We were settled for a long hiking day, getting up at 6am. Once we are ready however it starts to snow. It was already foggy, but the difficult Friesenbergscharte with some ferrata sections cannot be done if wet (plus snow plus cold). Its a hard but the only viable decision for our level of skills and equipment. We quickly check the alternatives, as there is no other way to the other side of the mountains, we need to hike down to the artificial lake Schlegeisspeicher. 



Schlegeisspeicher

It takes us 90minutes instead of 2h as we want to catch the bus at 9am. The bus brings us to Mayerhofen and is very expensive as we have to pay a toll for crossing a long tunnel. At least the bus driver is nice and tells us where to change for the bus to Hintertux (which is already waiting for us). A good hour later we arrive at the cable cars. I feel very tired and in a bad mood. I don’t especially want to get back up into the mountains with the fog and snow. I feel more like taking a nice hotel with spa and just relax one day! 
The decision is however to take the cable car back up into the mountains, direction of the Tuxer glacier (at least after taking a coffee and buying chocolate and some “Laugenbrötchen” which I missed a lot in Italy). Expensive seven minutes. Overall the detour of the Friesenbergscharte costs for us two about 40€ for bus and cable car plus the food! 

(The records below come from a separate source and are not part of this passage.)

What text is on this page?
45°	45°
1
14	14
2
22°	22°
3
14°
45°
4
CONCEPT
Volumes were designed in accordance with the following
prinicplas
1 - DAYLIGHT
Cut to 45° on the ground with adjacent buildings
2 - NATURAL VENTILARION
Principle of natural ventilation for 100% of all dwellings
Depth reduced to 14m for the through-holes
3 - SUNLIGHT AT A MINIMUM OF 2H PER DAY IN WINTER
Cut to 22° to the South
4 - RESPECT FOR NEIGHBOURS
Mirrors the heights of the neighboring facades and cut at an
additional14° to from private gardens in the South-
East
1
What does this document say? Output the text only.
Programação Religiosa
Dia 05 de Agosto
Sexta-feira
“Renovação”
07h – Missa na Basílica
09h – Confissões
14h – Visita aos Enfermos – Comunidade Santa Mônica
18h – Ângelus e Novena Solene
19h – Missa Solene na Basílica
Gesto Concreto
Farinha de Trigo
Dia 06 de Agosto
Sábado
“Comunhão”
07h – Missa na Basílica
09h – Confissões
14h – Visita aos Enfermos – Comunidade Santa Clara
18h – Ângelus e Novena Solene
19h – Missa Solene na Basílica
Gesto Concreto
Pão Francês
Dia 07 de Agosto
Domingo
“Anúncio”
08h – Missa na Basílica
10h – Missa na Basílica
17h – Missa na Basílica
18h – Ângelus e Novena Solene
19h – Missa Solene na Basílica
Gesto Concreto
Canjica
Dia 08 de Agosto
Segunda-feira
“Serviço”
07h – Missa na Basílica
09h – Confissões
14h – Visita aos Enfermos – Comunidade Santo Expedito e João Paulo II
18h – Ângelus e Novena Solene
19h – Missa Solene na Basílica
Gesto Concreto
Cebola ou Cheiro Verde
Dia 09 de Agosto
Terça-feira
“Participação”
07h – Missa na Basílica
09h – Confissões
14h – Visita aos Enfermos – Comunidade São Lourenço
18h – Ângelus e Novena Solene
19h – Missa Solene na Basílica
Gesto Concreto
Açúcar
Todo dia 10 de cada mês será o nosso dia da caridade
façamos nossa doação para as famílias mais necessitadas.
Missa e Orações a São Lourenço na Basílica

We smile again but this will change quickly…

Then a half hour fast hike to the Tuxer Joch hut. From there we need to hurry up as it’s already 12h and the trail supposedly 5-6h at least. We hike in the rain up and endless, grass covered mountain in serpentines. I am wet and cold and feel far too tired for hiking. Finally it gets a little less steep but the we arrive at the first notch, on the other side everything is covered in snow. We continue to hike down and up and down and up in the snow and cold. The fog prevents us from seeing anything and my mood couldn’t be worse! We are now getting into the military zone where we aren’t allowed to leave the trail. There is a huge area where there are still trainings and days where access is closed for training shootings. Unbelievable what happens in these beautiful mountains (OK at that moment I cannot even see them but hate them). 




The snowy part ends but more effort is needed. The last part is difficult to navigate and we get lost several times. My feet are completely wet and I just want this day to be over. At 4pm we are at the hut already (even though the winter hell felt so much longer!).  The Hut is clean and warm and a warm shower costs only 2€ for four minutes plus the, have a drying room. After the shower I just lay on my mattress (luckily the dormitory is only half full) and read and relax until it’s time for dinner. I am wondering how I will be surviving my four months hiking in new Zealand if I am already easily upset now after 2 months of hiking…  Luckily I have some time in between to recover.